In plasma physics, it is well known that an ionic cluster such as a dipole plays a crucial role in the conductor-insulator transition (or Kosterlitz-Thouless transition) in two-dimensional plasma, where the ions are symmetric. The contribution of ion pairing for the transition in an asymmetric system is an open problem. In this study, from experimental and theoretical aspects, we extended theoretical and experimental studies in an asymmetric system.

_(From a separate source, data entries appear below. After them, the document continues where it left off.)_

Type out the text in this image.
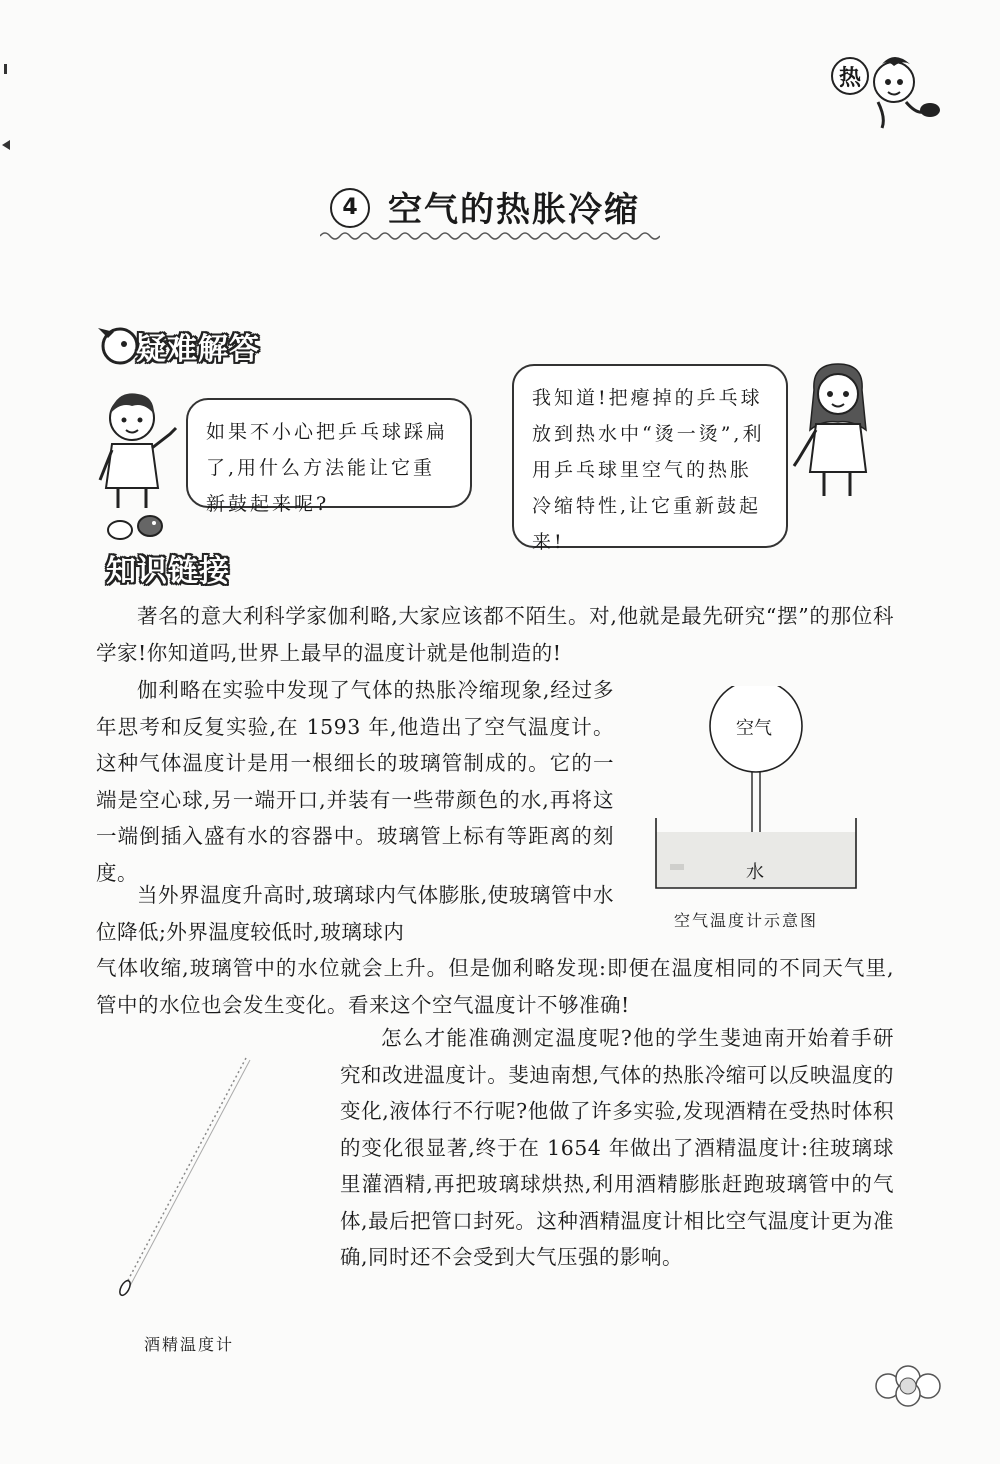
热
4 空气的热胀冷缩
疑难解答
如果不小心把乒乓球踩扁了,用什么方法能让它重新鼓起来呢?
我知道!把瘪掉的乒乓球放到热水中“烫一烫”,利用乒乓球里空气的热胀冷缩特性,让它重新鼓起来!
知识链接

著名的意大利科学家伽利略,大家应该都不陌生。对,他就是最先研究“摆”的那位科学家!你知道吗,世界上最早的温度计就是他制造的!

伽利略在实验中发现了气体的热胀冷缩现象,经过多年思考和反复实验,在 1593 年,他造出了空气温度计。这种气体温度计是用一根细长的玻璃管制成的。它的一端是空心球,另一端开口,并装有一些带颜色的水,再将这一端倒插入盛有水的容器中。玻璃管上标有等距离的刻度。

当外界温度升高时,玻璃球内气体膨胀,使玻璃管中水位降低;外界温度较低时,玻璃球内

气体收缩,玻璃管中的水位就会上升。但是伽利略发现:即便在温度相同的不同天气里,管中的水位也会发生变化。看来这个空气温度计不够准确!

空气
水
空气温度计示意图

怎么才能准确测定温度呢?他的学生斐迪南开始着手研究和改进温度计。斐迪南想,气体的热胀冷缩可以反映温度的变化,液体行不行呢?他做了许多实验,发现酒精在受热时体积的变化很显著,终于在 1654 年做出了酒精温度计:往玻璃球里灌酒精,再把玻璃球烘热,利用酒精膨胀赶跑玻璃管中的气体,最后把管口封死。这种酒精温度计相比空气温度计更为准确,同时还不会受到大气压强的影响。

酒精温度计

In addition, it is well known that small anions such as adenosine triphosphate and adenosine diphosphate exist in the intracellular space. Adenosine triphosphate provides energy by hydrolysis, and changes its valency to adenosine diphosphate in a molecular motor. In previous studies on life science, however, there has been no clear hypothesis on how the change in cell size is associated with the change in the valencies of such small anions. Our present findings may promote development in this area.

Concluding Remarks

In this study, we examined the contribution of co-ions to DNA compaction in the presence of multivalent cations. Based on the experimental results regarding co-ion valency, DNA compaction induced by multivalent cations was shown to be impaired in the presence of higher-valence anions. This trend in the transition should be attributed to the formation of an ionic bound cluster (dipolelike) structure between multivalent cations and co-ions. In principle, the multivalent cation can be paired with co-ions in a cluster structure both in the bulk region and on the surface of unfolded DNA, from the point of view of the electroneutralization of DNA. Furthermore, the scenario of ion pairing is consistent with the experimental results regarding temperature-dependence, which suggests that compaction is associated with a gain in entropy and a loss in enthalpy. We have showed that, based on the model with ion pairing, the gain in entropy of small ions overcomes other entropic contributions.